UK house price growth accelerated at the end of 2016, adding £3,000 to the average cost of a property in one month.
According to official figures published on Tuesday, prices rose 7.2 per cent in the year to December, compared with a 6.1 per cent rise in the year to November.
The housing market cooled in July after the EU referendum. But more recently there have been signs of a recovery, and there is no evidence of the stagnation in prices that the Treasury predicted would result from a vote for Brexit.
However, analysts warned against interpreting the latest figures as the start of a renewed phase of house price growth.

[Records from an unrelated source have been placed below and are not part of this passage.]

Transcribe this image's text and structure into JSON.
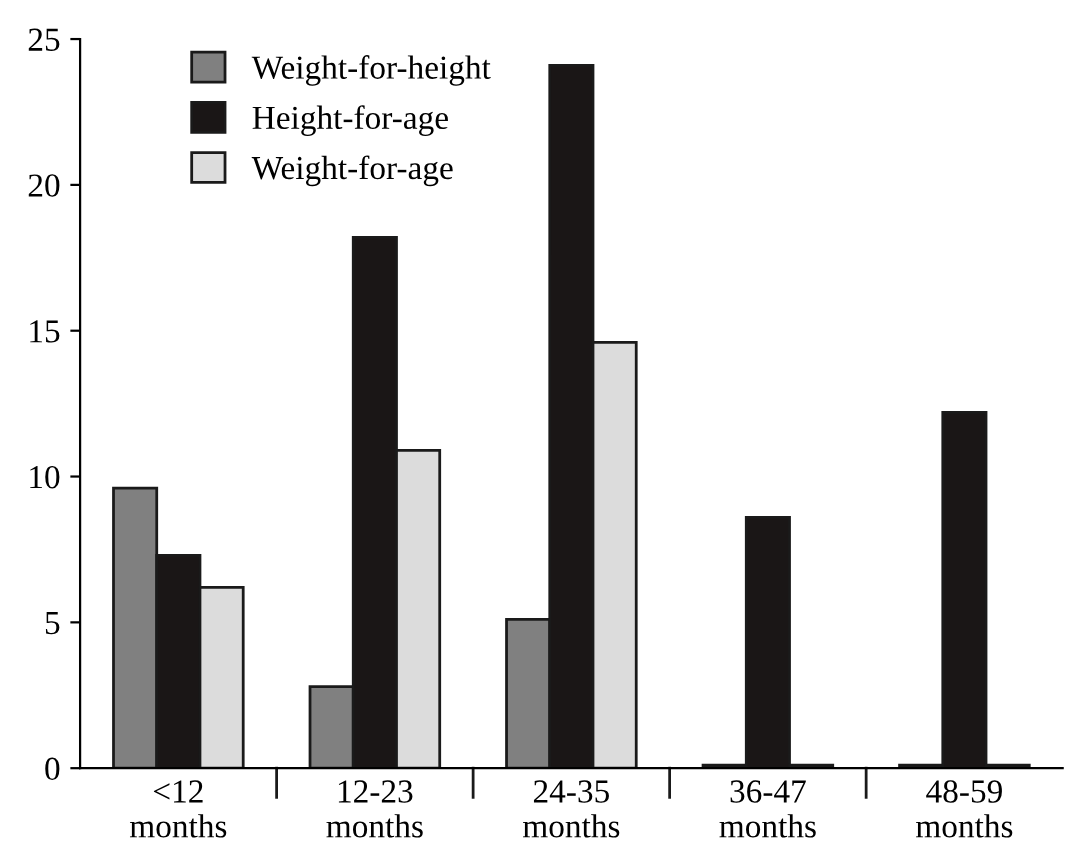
{
  "chart_data": {
    "type": "bar",
    "categories": [
      "<12\nmonths",
      "12-23\nmonths",
      "24-35\nmonths",
      "36-47\nmonths",
      "48-59\nmonths"
    ],
    "series": [
      {
        "name": "Weight-for-height",
        "color": "#808080",
        "values": [
          9.6,
          2.8,
          5.1,
          0.1,
          0.1
        ]
      },
      {
        "name": "Height-for-age",
        "color": "#1a1616",
        "values": [
          7.3,
          18.2,
          24.1,
          8.6,
          12.2
        ]
      },
      {
        "name": "Weight-for-age",
        "color": "#dcdcdc",
        "values": [
          6.2,
          10.9,
          14.6,
          0.1,
          0.1
        ]
      }
    ],
    "ylim": [
      0,
      25
    ],
    "yticks": [
      0,
      5,
      10,
      15,
      20,
      25
    ],
    "grid": false,
    "legend": "top left"
  }
}
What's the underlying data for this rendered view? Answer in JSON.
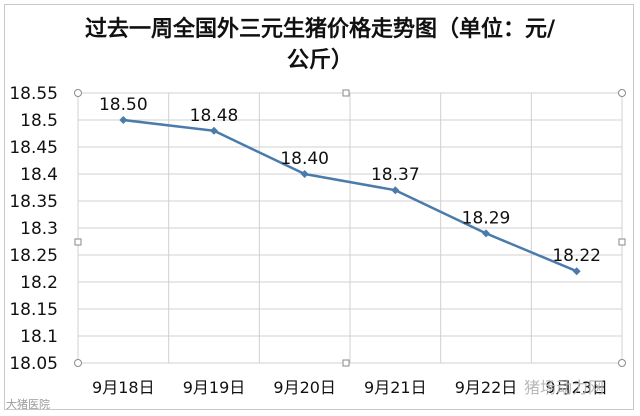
{
  "chart_data": {
    "type": "line",
    "title": "过去一周全国外三元生猪价格走势图（单位：元/公斤）",
    "title_lines": [
      "过去一周全国外三元生猪价格走势图（单位：元/",
      "公斤）"
    ],
    "categories": [
      "9月18日",
      "9月19日",
      "9月20日",
      "9月21日",
      "9月22日",
      "9月23日"
    ],
    "series": [
      {
        "values": [
          18.5,
          18.48,
          18.4,
          18.37,
          18.29,
          18.22
        ]
      }
    ],
    "data_labels": [
      "18.50",
      "18.48",
      "18.40",
      "18.37",
      "18.29",
      "18.22"
    ],
    "y_ticks": [
      "18.55",
      "18.5",
      "18.45",
      "18.4",
      "18.35",
      "18.3",
      "18.25",
      "18.2",
      "18.15",
      "18.1",
      "18.05"
    ],
    "ylim": [
      18.05,
      18.55
    ],
    "grid": true,
    "legend": "none",
    "colors": {
      "line": "#4a7bab",
      "grid": "#d0d0d0",
      "text": "#111111"
    }
  },
  "watermarks": {
    "left": "大猪医院",
    "right": "猪场动力网"
  }
}
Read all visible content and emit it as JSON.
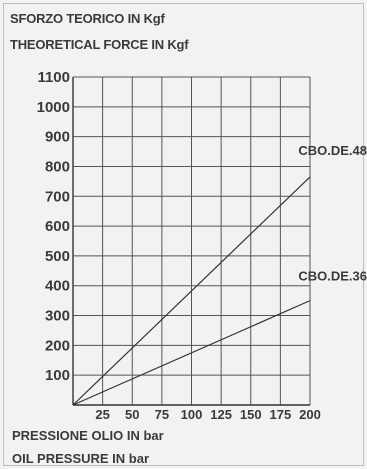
{
  "chart_data": {
    "type": "line",
    "title": "SFORZO TEORICO IN Kgf",
    "subtitle": "THEORETICAL FORCE IN Kgf",
    "xlabel": "PRESSIONE OLIO IN bar",
    "xlabel_secondary": "OIL PRESSURE IN bar",
    "xlim": [
      0,
      200
    ],
    "ylim": [
      0,
      1100
    ],
    "x_ticks": [
      25,
      50,
      75,
      100,
      125,
      150,
      175,
      200
    ],
    "y_ticks": [
      100,
      200,
      300,
      400,
      500,
      600,
      700,
      800,
      900,
      1000,
      1100
    ],
    "grid": true,
    "series": [
      {
        "name": "CBO.DE.48",
        "x": [
          0,
          200
        ],
        "y": [
          0,
          765
        ]
      },
      {
        "name": "CBO.DE.36",
        "x": [
          0,
          200
        ],
        "y": [
          0,
          350
        ]
      }
    ],
    "colors": {
      "line": "#333333",
      "grid": "#555555",
      "text": "#3a3a3a",
      "background": "#f2f2f2"
    }
  }
}
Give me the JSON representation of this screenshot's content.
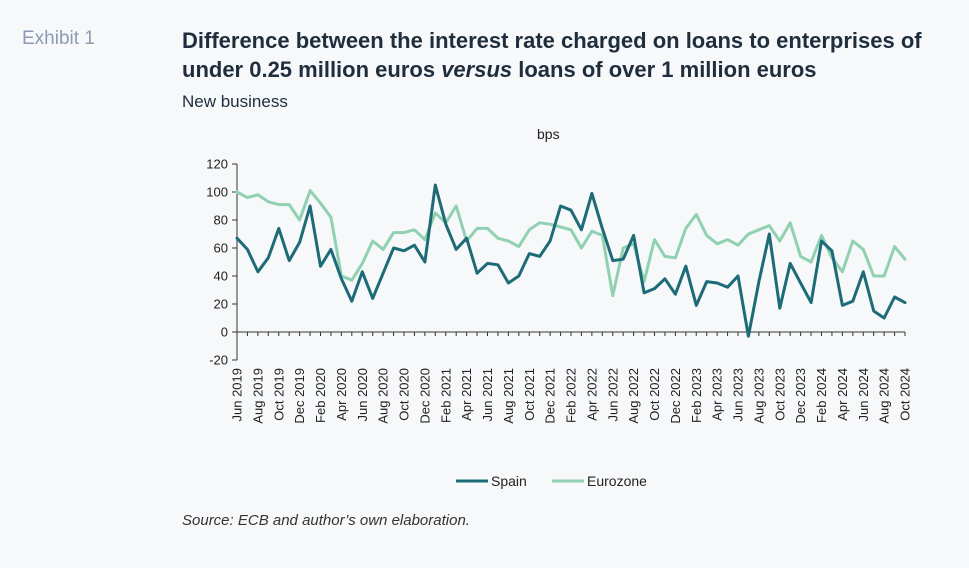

“We continue to expect house price growth to slow sharply this year,” said Samuel Tombs of Pantheon Macroeconomics.
“Household incomes will be squeezed by high inflation, while lenders soon will increase mortgage rates to account for the recent rise in wholesale funding costs.”
New regulations limiting the amount that buy-to-let investors can borrow, which came into effect at the start of January, are also expected to dampen growth.
The average UK house cost £220,000 in December, £15,000 higher than in the same month in 2015 and £3,000 more than in November, according to the Office for National Statistics.
In England, the average house price is now £236,000, against £148,000 in Wales and £142,000 in Scotland.
London still has the highest average price, at £484,000; in the year to December 2016, prices increased 7.5 per cent in the capital.
However, the east of England had the highest annual growth rate, with prices increasing 11.3 per cent in the year to December 2016. Growth in the south-east of England was 8.5 per cent for the year. London was the third fastest-growing region.
The ONS said on Tuesday that the latest annual figures reflected the continued “strong growth seen since the end of 2013” but that annual growth had been “weaker” in the second half of 2016 than in the first six months of the year.